Et la logique de la piraterie a été poussée jusqu’au bout par les créateurs du parti. Ainsi, un groupe de travail ouvert porte le nom d’escouade et le président de ce groupe de travail celui de capitaine. Les militants sont, quant à eux, simplement des pirates. C’est principalement le côté ludique de ces termes qui a poussé le parti à les employer. Mais ils sont également utilisés pour marquer la rupture. Le parti pirate ne serait pas un parti comme les autres.

Aujourd’hui, ils préparent leur campagne pour les communales d’octobre 2012. Pourtant, aucun programme n’est proposé par le parti pirate. " Nous proposons un projet de société ", souligne le responsable bruxellois. Trois grandes idées politiques sont tout de même mises en avant : la réforme des législations concernant le droit d’auteur, l’abolition des brevets sur les logiciels et les êtres vivants, et le renforcement de la protection de la vie privée des citoyens.

Le parti pirate se dit présent dans toute la Belgique. Des antennes régionales existent d’ailleurs dans toutes les provinces. Les fondateurs étant bruxellois, c’est peut-être dans cette ville qu’il y a le plus grand pourcentage de militants. "Le mouvement à surtout pris de l’ampleur dans deux villes flamandes, à Anvers et à Gand" , précise Paul Bossu, le responsable du parti pirate pour la Wallonie.

Au total, une centaine de membres auraient payé leur cotisation au parti. " Mais il ne faut pas forcément payer la cotisation pour nous soutenir . Nous avons beaucoup plus de sympathisants non payants ", ajoute Paul Bossu.

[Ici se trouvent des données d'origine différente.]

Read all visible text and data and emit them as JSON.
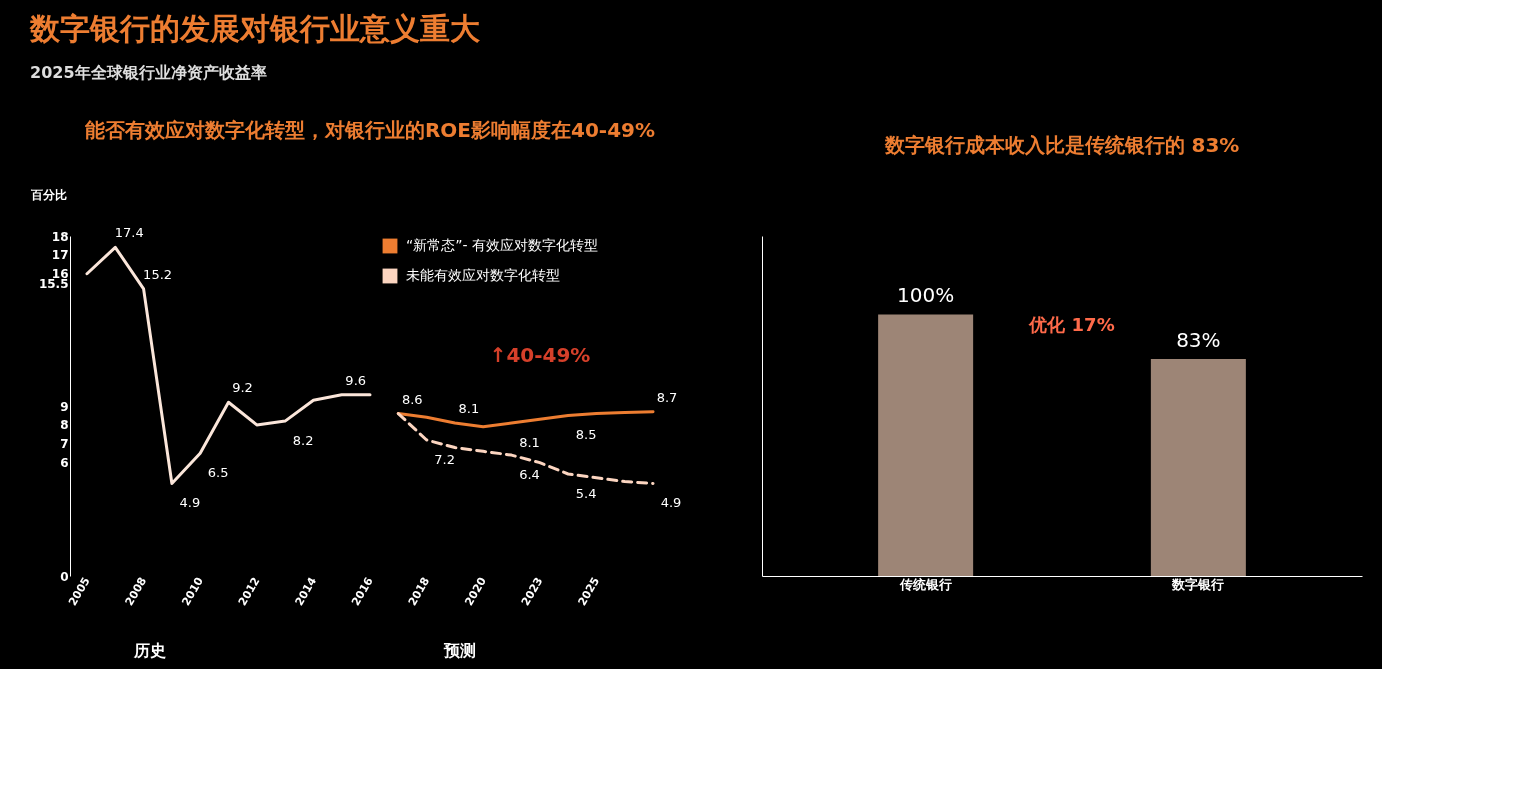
{
  "chart_data": [
    {
      "type": "line",
      "title": "2025年全球银行业净资产收益率",
      "ylabel": "百分比",
      "categories": [
        "2005",
        null,
        "2008",
        null,
        "2010",
        null,
        "2012",
        null,
        "2014",
        null,
        "2016",
        null,
        "2018",
        null,
        "2020",
        null,
        "2023",
        null,
        "2025",
        null,
        null
      ],
      "series": [
        {
          "color": "#fbe6da",
          "line_style": "solid",
          "values": [
            16,
            17.4,
            15.2,
            4.9,
            6.5,
            9.2,
            8.0,
            8.2,
            9.3,
            9.6,
            9.6,
            null,
            null,
            null,
            null,
            null,
            null,
            null,
            null,
            null,
            null
          ],
          "value_labels": [
            null,
            "17.4",
            "15.2",
            "4.9",
            "6.5",
            "9.2",
            null,
            "8.2",
            null,
            "9.6",
            null,
            null,
            null,
            null,
            null,
            null,
            null,
            null,
            null,
            null,
            null
          ]
        },
        {
          "name": "“新常态”- 有效应对数字化转型",
          "color": "#ed7d31",
          "line_style": "solid",
          "values": [
            null,
            null,
            null,
            null,
            null,
            null,
            null,
            null,
            null,
            null,
            null,
            8.6,
            8.4,
            8.1,
            7.9,
            8.1,
            8.3,
            8.5,
            8.6,
            8.65,
            8.7
          ],
          "value_labels": [
            null,
            null,
            null,
            null,
            null,
            null,
            null,
            null,
            null,
            null,
            null,
            "8.6",
            null,
            "8.1",
            null,
            "8.1",
            null,
            "8.5",
            null,
            null,
            "8.7"
          ]
        },
        {
          "name": "未能有效应对数字化转型",
          "color": "#fcd5c0",
          "line_style": "dashed",
          "values": [
            null,
            null,
            null,
            null,
            null,
            null,
            null,
            null,
            null,
            null,
            null,
            8.6,
            7.2,
            6.8,
            6.6,
            6.4,
            6.0,
            5.4,
            5.2,
            5.0,
            4.9
          ],
          "value_labels": [
            null,
            null,
            null,
            null,
            null,
            null,
            null,
            null,
            null,
            null,
            null,
            null,
            "7.2",
            null,
            null,
            "6.4",
            null,
            "5.4",
            null,
            null,
            "4.9"
          ]
        }
      ],
      "ylim": [
        0,
        18
      ],
      "yticks": [
        0,
        6,
        7,
        8,
        9,
        15.5,
        16,
        17,
        18
      ],
      "grid": false,
      "legend": "top right",
      "marker": "none",
      "annotations": [
        "数字银行的发展对银行业意义重大",
        "能否有效应对数字化转型，对银行业的ROE影响幅度在40-49%",
        "历史",
        "预测",
        "↑40-49%"
      ]
    },
    {
      "type": "bar",
      "title": "数字银行成本收入比是传统银行的 83%",
      "categories": [
        "传统银行",
        "数字银行"
      ],
      "values": [
        100,
        83
      ],
      "color": "#9d8576",
      "value_labels": [
        "100%",
        "83%"
      ],
      "tick_labels": "x",
      "grid": false,
      "annotations": [
        "优化 17%"
      ]
    }
  ]
}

Alors que peuvent-ils espérer s’ils se présentent aux élections communales et provinciales ? Les deux responsables restent réalistes. En tant que jeune parti, ils n’attendent pas grand-chose des élections communales à part se faire connaître de la population. Pour les élections provinciales, le parti pirate à l’objectif de proposer au moins un candidat dans chacun des 69 districts du pays.

La campagne électorale du parti se focalisera autour d’un point : la possibilité de faire de la politique autrement. " Notre programme politique ne sera pas rédigé pour les citoyens, mais bien par les citoyens. Et ce ne sont pas les moyens techniques en ligne ou par téléphone qui manquent. La population est adulte et est capable de proposer ses propres idées ", explique Marouan El Moussaoui.

Une réunion de présentation du parti pirate à Bruxelles devrait être organisée la première quinzaine de juin. La date définitive n’a pas encore été fixée. Les listes pour les prochaines élections seront alors annoncées.